Bitmaps define images to be drawn on the screen of the Graphic LCD display. Bitmaps on the Graphic LCD display are made up of pixels arranged in a grid with a size defined when the bitmap is drawn. You can create a bitmap by defining a byte array of ones and zeroes. Ones are colored in, and zeroes are empty. If you put a line break after each row, it'll be easy to edit the bitmap. In C#, this may look something like this:
Byte[] heart = [0,0,0,0,0,
0,1,0,1,0,
1,1,1,1,1,
1,1,1,1,1,
0,1,1,1,0,
0,0,1,0,0,
0,0,0,0,0,
0,0,0,0,0];
gLCD.WriteBitmap(0, 0, 5, 8, heart);
Custom characters are images associated with given unicode characters. A custom character can be any arrangement of pixels within the space allotted for a single character. Single characters are made up of pixels arranged in a grid with a size defined by setFontSize()
.
As with regular bitmaps for the Graphic LCD display, you can create a character bitmap by defining a byte array of ones and zeroes. Ones are colored in, and zeroes are empty. If you put a line break after each row, it will be easy to edit the bitmap.

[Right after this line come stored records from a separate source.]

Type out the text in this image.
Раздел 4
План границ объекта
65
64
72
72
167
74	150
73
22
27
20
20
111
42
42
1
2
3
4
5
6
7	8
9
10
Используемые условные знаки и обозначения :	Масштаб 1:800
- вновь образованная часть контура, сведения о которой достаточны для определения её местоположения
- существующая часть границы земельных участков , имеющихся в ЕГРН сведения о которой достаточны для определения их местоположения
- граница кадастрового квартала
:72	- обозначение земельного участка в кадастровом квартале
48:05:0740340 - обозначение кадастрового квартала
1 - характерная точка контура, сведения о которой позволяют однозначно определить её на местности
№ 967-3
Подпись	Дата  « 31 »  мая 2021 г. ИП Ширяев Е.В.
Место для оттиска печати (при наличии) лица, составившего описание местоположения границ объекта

In C#, this may look something like this:
Byte[] heart = [0,0,0,0,0,
0,1,0,1,0,
1,1,1,1,1,
1,1,1,1,1,
0,1,1,1,0,
0,0,1,0,0,
0,0,0,0,0,
0,0,0,0,0];
gLCD.SetFontSize(LCDFont.User2, 5, 8);
gLCD.SetCharacterBitmap(LCDFont.User2,"\x6",heart);
Once stored, characters can be recalled into a text string by using the unicode value for the location (in this example, "\x6"). For example, in C#:
gLCD.WriteText(LCDFont.Dimensions_5x8, 0, 0,"I \x6 Phidgets!");
Custom characters on the LCD1100 are stored as images on the frame buffer. FONT_User1
is stored on frame buffer 1 and FONT_User2
is on frame buffer 2.
These characters occupy the same space as drawings on the framebuffer, and will be displayed onscreen if the framebuffer is flushed. The characters can also be overwritten by using drawing functions on the framebuffer, so it is recommended to only use a given framebuffer either for drawing or storing fonts, but not both.

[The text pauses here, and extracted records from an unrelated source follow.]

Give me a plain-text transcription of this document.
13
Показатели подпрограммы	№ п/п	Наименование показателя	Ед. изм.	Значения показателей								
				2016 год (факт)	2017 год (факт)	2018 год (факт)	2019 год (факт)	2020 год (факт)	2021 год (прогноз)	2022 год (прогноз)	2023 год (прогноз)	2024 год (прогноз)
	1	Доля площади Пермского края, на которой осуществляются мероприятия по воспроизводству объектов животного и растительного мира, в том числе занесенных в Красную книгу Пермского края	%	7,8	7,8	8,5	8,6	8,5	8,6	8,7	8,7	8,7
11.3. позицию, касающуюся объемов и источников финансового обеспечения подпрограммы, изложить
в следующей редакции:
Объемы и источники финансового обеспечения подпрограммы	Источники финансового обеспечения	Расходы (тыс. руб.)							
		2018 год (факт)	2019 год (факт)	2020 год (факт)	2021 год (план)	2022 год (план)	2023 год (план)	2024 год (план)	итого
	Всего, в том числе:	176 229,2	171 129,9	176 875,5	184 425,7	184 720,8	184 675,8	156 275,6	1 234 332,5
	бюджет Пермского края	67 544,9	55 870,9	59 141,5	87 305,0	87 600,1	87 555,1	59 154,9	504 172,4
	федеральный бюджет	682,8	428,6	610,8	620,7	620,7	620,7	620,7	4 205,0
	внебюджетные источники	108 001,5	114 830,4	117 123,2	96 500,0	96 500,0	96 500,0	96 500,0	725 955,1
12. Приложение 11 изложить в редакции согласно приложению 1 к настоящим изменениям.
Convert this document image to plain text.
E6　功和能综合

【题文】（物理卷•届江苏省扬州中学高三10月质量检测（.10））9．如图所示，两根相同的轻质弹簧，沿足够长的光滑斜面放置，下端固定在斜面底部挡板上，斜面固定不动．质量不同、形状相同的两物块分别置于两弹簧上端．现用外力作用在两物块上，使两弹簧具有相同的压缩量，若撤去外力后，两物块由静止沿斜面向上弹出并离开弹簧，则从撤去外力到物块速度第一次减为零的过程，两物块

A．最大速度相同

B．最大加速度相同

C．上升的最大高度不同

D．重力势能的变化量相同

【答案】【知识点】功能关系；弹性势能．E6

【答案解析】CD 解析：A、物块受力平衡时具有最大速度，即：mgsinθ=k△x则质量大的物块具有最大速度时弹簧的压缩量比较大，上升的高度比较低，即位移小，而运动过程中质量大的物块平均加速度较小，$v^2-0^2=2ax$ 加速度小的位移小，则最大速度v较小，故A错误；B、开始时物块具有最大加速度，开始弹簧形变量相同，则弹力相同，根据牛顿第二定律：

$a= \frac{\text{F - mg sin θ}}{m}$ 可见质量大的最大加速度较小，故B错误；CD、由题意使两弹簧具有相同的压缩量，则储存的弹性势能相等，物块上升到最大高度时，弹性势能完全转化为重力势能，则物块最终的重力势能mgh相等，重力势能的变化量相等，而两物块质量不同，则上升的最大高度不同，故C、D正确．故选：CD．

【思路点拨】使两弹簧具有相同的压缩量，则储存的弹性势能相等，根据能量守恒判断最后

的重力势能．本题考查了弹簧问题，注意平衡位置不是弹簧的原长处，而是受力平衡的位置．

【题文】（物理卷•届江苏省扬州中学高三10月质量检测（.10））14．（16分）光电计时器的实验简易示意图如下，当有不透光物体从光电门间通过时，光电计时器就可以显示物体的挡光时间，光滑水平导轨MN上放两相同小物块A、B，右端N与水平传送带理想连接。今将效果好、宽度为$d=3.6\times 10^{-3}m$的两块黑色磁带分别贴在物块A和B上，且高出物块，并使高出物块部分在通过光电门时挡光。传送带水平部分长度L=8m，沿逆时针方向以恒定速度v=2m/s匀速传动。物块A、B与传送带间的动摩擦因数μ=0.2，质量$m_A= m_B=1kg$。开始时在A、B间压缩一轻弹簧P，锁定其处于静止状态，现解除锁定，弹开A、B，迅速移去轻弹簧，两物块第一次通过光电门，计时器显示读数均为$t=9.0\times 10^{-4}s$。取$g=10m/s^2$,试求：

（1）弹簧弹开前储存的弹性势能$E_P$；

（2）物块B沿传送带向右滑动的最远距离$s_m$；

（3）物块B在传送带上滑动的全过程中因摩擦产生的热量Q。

We recommend using FONT_User2
(frame buffer 2) to store custom fonts, as it can be saved for later use.
In order to use the custom fonts, you must first define their size with setFontSize()

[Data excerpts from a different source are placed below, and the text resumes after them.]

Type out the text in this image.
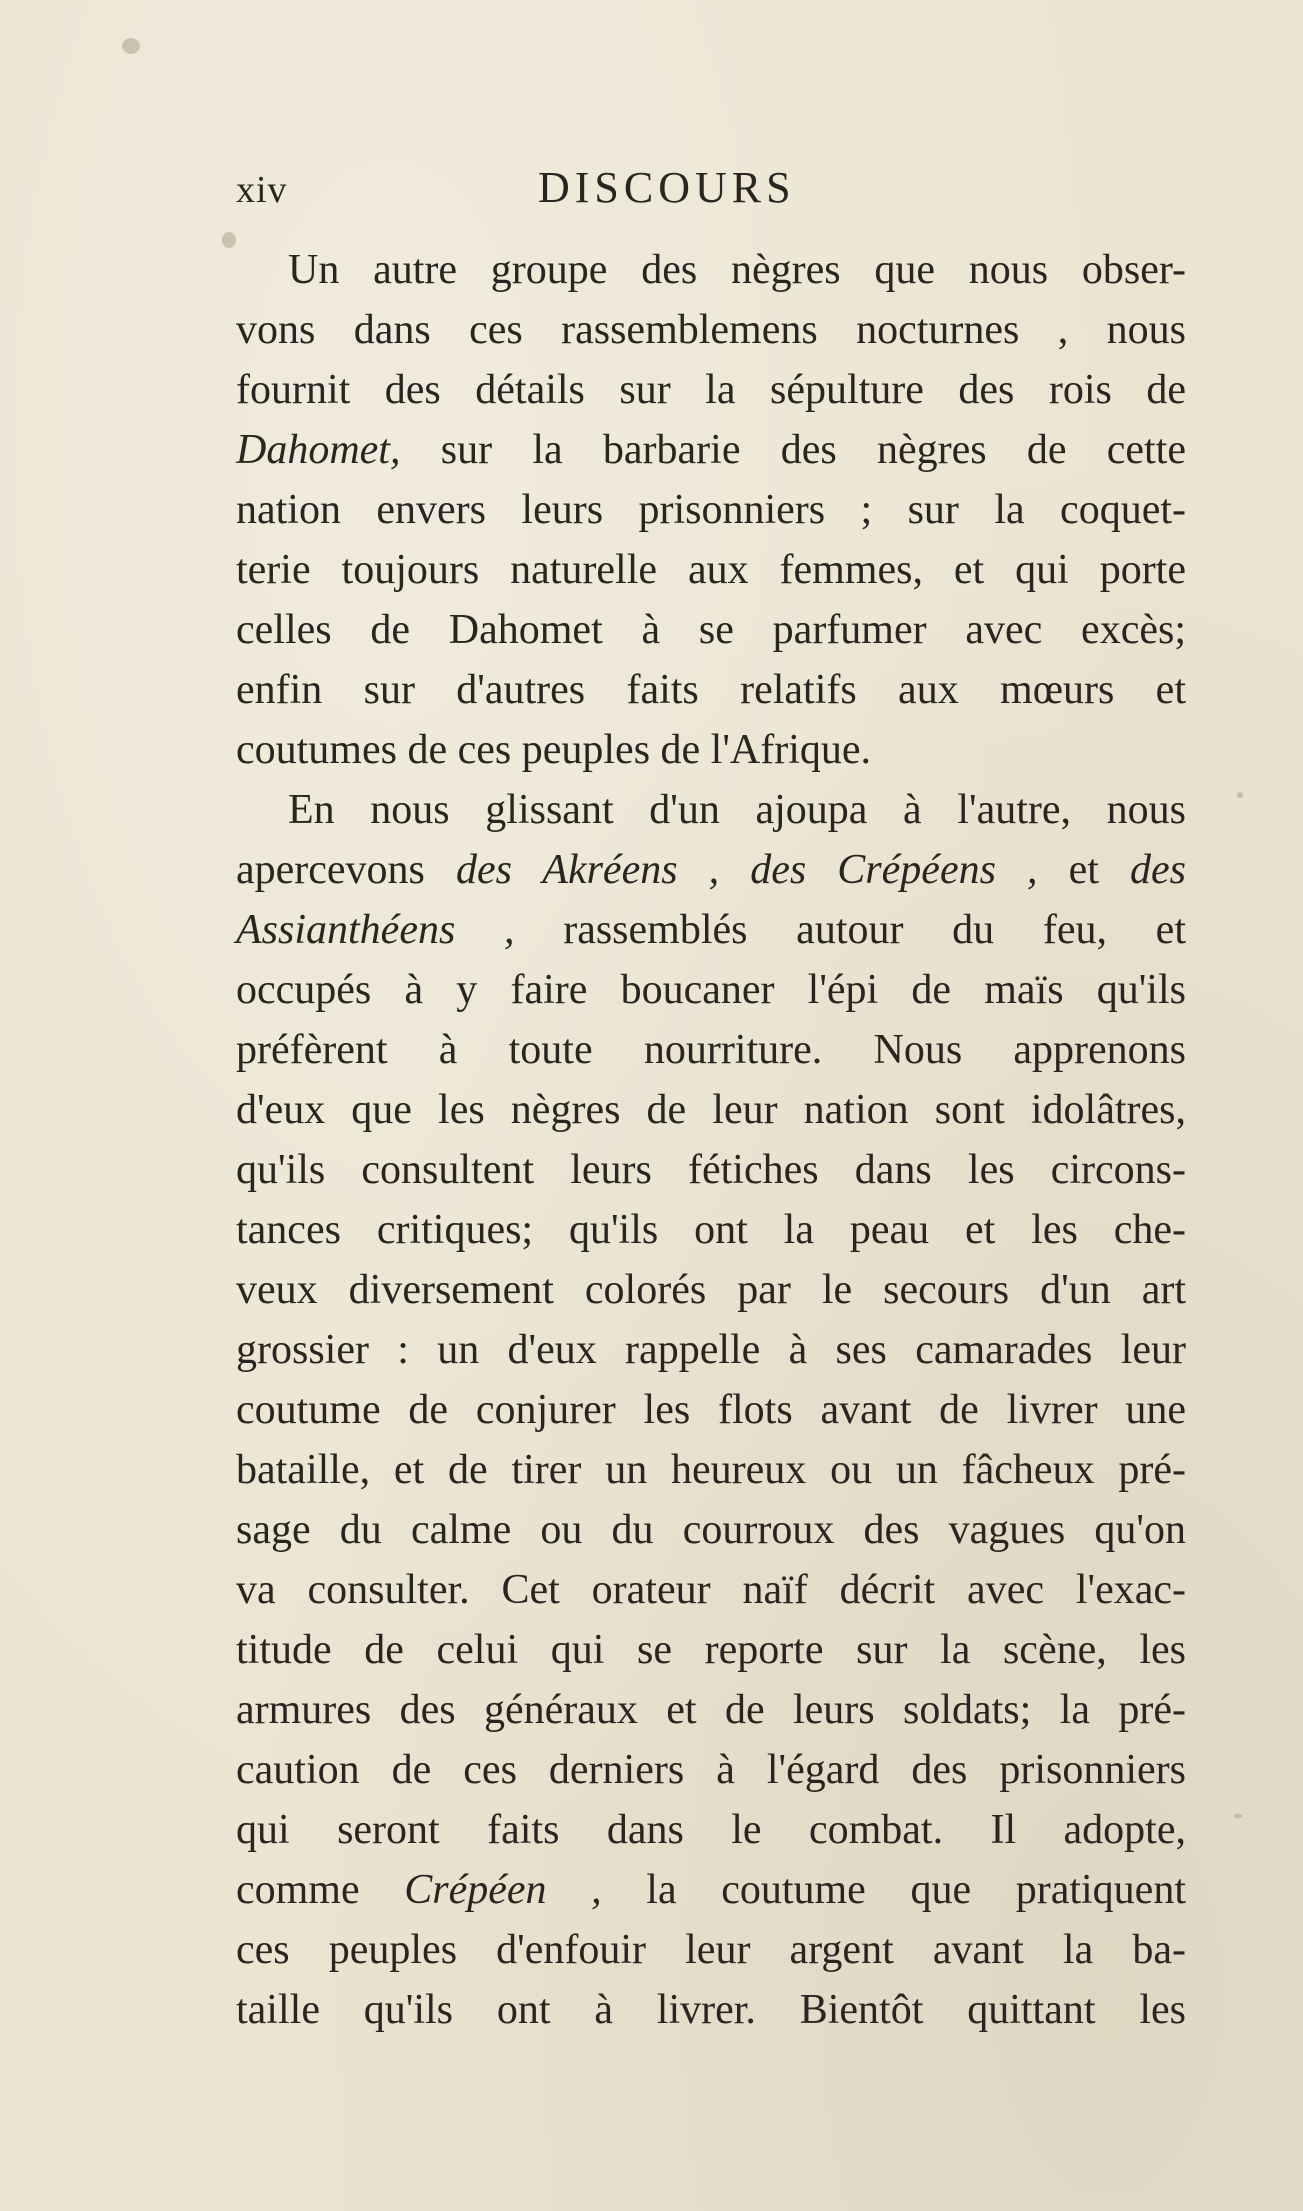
xiv	DISCOURS
Un autre groupe des nègres que nous obser-
vons dans ces rassemblemens nocturnes , nous
fournit des détails sur la sépulture des rois de
Dahomet, sur la barbarie des nègres de cette
nation envers leurs prisonniers ; sur la coquet-
terie toujours naturelle aux femmes, et qui porte
celles de Dahomet à se parfumer avec excès;
enfin sur d'autres faits relatifs aux mœurs et
coutumes de ces peuples de l'Afrique.
En nous glissant d'un ajoupa à l'autre, nous
apercevons des Akréens , des Crépéens , et des
Assianthéens , rassemblés autour du feu, et
occupés à y faire boucaner l'épi de maïs qu'ils
préfèrent à toute nourriture. Nous apprenons
d'eux que les nègres de leur nation sont idolâtres,
qu'ils consultent leurs fétiches dans les circons-
tances critiques; qu'ils ont la peau et les che-
veux diversement colorés par le secours d'un art
grossier : un d'eux rappelle à ses camarades leur
coutume de conjurer les flots avant de livrer une
bataille, et de tirer un heureux ou un fâcheux pré-
sage du calme ou du courroux des vagues qu'on
va consulter. Cet orateur naïf décrit avec l'exac-
titude de celui qui se reporte sur la scène, les
armures des généraux et de leurs soldats; la pré-
caution de ces derniers à l'égard des prisonniers
qui seront faits dans le combat. Il adopte,
comme Crépéen , la coutume que pratiquent
ces peuples d'enfouir leur argent avant la ba-
taille qu'ils ont à livrer. Bientôt quittant les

. Once the font size is set, custom characters will be placed on the font's frame buffer at a location corresponding to the character number provided.
Characters for each font are stored in rows ordered left-to-right, top-to-bottom. Rows are filled with as many characters as will completely fit across the width of the screen. There are as many rows as will fit on the screen vertically.
On a screen 128 pixels wide by 64 pixels high, if your font is 10 pixels wide by 20 high, you will have 3 rows of 12 characters. This allows for a maximum of 36 characters of that size.
To quickly determine how many characters can be in your custom font, you can call getMaxCharacters() in your code.
Custom character indexing starts with character 0x01 and can be any character between 0x01 and the maximum number of characters that fit on screen.
To determine if an ascii character can be used in a given custom font, you can look at its corresponding ascii value on an ascii table to determine if it is within the limit determined above.